Na noite de Inverno, o vento e a chuva calaram-se pouco depois do pôr-do-sol; só os cães, as aves nocturnas e os balidos e chocalhos dos rebanhos, nas cortes, quebravam o silêncio que se abatera sobre o povoado.
A quietude e a escuridão adensavam de tal forma a atmosfera que não havia nariz que ousasse arriscar-se fora das portas.
Até as tabernas da terra fecharam, bem cedo, as portas, pondo na rua os últimos bêbedos que podiam pedir ainda mais um copito e embrulhar um paivante, aumentando o rol.
Umas duas, ou três horas depois de se recolher, o Zé da Ti’Ana, já com a carraspana meio curtida, precisou de sair para se ir baixar junto da parede do quintal, debaixo da videira que trepava na figueira despidas de folhas.
Ao olhar para os lados da Estrela, arrepiou-se todo; não havia qualquer clarão de luar e em vez de reflexo e vento, a serra mandava camadas sucessivas de borrasca e um frio de cortar à faca.
Não se enxergava, através do nevoeiro, mais de meia dúzia de metros; nem sequer se via até à outra parede do quintalzito.

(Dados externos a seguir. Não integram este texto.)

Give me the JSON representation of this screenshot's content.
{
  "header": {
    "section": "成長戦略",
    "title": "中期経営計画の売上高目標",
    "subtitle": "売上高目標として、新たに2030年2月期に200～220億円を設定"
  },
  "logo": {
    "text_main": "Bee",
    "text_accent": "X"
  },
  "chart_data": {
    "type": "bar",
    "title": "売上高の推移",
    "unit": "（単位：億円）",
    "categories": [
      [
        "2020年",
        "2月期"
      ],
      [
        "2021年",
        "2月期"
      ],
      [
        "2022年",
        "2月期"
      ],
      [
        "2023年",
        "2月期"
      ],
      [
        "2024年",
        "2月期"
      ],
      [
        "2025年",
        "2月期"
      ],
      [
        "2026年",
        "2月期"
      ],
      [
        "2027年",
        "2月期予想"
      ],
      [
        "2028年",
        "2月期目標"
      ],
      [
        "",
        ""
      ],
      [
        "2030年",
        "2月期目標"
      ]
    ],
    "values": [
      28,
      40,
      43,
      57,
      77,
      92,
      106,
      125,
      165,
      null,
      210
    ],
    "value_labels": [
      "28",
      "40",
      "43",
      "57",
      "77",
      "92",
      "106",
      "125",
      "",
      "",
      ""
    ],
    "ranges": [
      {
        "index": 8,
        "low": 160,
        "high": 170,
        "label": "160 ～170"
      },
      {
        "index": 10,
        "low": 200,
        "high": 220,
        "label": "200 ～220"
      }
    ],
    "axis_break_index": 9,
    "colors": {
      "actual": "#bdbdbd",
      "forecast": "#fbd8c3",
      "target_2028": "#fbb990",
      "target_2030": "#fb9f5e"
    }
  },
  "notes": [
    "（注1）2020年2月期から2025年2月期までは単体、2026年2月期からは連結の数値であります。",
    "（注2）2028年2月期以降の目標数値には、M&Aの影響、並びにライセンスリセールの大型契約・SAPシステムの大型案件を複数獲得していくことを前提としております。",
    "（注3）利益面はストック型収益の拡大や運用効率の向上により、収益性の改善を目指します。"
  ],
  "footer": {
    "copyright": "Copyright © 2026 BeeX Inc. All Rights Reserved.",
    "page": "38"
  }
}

Os paus das árvores pingavam e as pedras que procurou, aos apalpões, para se limpar, estavam geladas e molhadas.
Não chovia, mas a humidade era tanta que atravessava a roupa e enregelava até os ossos mais escondidos do corpo.
Voltou a entrar em casa e deitou-se.
Ao clarear do dia pouco mais luz se fez; o nevoeiro e a humidade, ajudados pelo frio, não deixaram nascer o sol.

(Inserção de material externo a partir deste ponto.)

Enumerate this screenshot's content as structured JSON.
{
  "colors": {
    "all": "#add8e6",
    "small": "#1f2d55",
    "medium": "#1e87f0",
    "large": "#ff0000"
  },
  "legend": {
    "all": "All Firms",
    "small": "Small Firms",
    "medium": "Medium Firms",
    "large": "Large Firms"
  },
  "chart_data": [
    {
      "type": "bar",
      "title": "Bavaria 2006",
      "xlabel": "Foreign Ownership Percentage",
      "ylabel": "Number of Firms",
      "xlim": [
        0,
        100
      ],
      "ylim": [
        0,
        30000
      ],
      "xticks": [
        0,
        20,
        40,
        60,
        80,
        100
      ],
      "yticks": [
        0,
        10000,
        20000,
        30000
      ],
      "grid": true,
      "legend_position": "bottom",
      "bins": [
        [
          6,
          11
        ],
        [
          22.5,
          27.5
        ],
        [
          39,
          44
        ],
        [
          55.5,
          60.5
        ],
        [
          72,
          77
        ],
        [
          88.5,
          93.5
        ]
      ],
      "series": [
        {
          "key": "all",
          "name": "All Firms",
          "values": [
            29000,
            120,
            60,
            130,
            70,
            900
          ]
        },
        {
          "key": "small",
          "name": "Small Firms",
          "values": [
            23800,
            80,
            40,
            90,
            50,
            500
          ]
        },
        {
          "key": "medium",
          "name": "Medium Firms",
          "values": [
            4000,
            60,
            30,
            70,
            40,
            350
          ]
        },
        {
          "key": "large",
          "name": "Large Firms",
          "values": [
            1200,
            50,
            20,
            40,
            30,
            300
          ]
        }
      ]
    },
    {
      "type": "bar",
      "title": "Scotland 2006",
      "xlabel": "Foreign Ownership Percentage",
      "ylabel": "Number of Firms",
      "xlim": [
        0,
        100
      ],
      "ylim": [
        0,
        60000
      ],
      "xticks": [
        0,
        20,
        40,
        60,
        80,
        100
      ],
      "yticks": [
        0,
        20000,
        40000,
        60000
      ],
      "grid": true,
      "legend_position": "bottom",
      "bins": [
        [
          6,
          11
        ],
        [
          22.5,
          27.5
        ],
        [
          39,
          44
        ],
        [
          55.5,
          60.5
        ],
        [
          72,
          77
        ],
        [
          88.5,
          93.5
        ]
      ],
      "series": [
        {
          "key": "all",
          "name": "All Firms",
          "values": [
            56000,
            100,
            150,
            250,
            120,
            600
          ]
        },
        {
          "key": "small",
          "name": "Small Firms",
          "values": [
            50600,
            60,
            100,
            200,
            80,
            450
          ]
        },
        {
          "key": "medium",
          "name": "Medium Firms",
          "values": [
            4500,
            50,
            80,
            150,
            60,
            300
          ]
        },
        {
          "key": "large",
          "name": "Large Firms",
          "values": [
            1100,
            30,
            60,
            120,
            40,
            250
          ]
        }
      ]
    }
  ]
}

O Zé levantou-se e foi pensar o burrito e as duas cabras, trazendo, numa malga encardida, uma pequena quantidade de leite que bebeu, ainda quente, dum trago. Acompanhou com uma côdea de pão espanhol e duas dentadas do queijo amarelo, que davam na sacristia.
Quando corria a tranqueta da porta, o Zé da Ti’Ana pensou na caminhada que teria de fazer, até aos barrocais, lá em baixo, a meio caminho da ribeira.
Talvez estivesse menos frio nas grutas do barroco maior do que ali em casa, onde a telha vã não vedava frio nem humidade e só a poder do peso da roupa, na cama, se arranjava algum calor; já que o da fogueira das giestas, se tinha acabado umas horas antes, engolido pela invernia.
Mas, ainda faltava algum tempo para a hora a que teria de ir cumprir a promessa que fizera a si próprio e ficou-se, um pouco mais, debaixo de telha.
Espreitou, pela janelita, e não viu vivalma.
Pouco depois, saiu de casa, canada fora, rumo aos barrocais.
Esticou o passo e só se deteve às vistas da ribeira, junto ao amontoado de barrocos, que tão bem conhecia, a meias com cães, gatos-bravos, raposas e lobos.
Entrou, procurou o esconderijo onde guardava as escopetas e o fuzil e partiu dali em direcção à casa do Manel Caldeireiro, onde, em permanência, só estava a Rita, filha do Manel que ganhava a vida de terra em terra e fazia ausências de semanas.
A moçoila, na casa dos trinta, de compleição física avantajada, olhos grandes, cabelos pretos e pele morena, recebia os seus amigos, ao que se dizia; todavia, ninguém jamais ousou apontar-lhe fosse o que fosse, mais com receio do mau feitio do caldeireiro que com respeito pela cachopa.
Havia fanfarrões que se gabavam, à boca pequena, disto e daquilo e nunca tinham, sequer, chegado perto da rapariga.
O Zé da Ti’Ana, mais entradote, vivia só, desde que perdera a mãe e sofria, cada vez que as línguas, soltas pelo vinho, se referiam à Rita, ocultando o seu nome, mas sendo suficientemente denunciadores, para cantar façanhas.
De todas as vezes que chegara às falas com a rapariga sempre esbarrara com uma resistência inultrapassável.
Das espreitas e investigações que lhe levaram noites a fio, nada resultou em desabono.
Tomou a decisão de pedir a rapariga em casamento, perguntando-lhe, apenas, se, a partir daquele dia, poderia obrigar, ainda que a poder de sangue, quem dissesse fosse o que fosse, a prová-lo.
A Rita olhou-o nos olhos e jurou total inocência, porque tudo o que pudessem dizer dela ela mentira.
Com a confirmação da rapariga, o Zé passou nas tabernas e disse que se casaria com a Rita.
Jurou que, a partir de então, quem acusasse a sua noiva fosse do que fosse, ou provava, ou morria.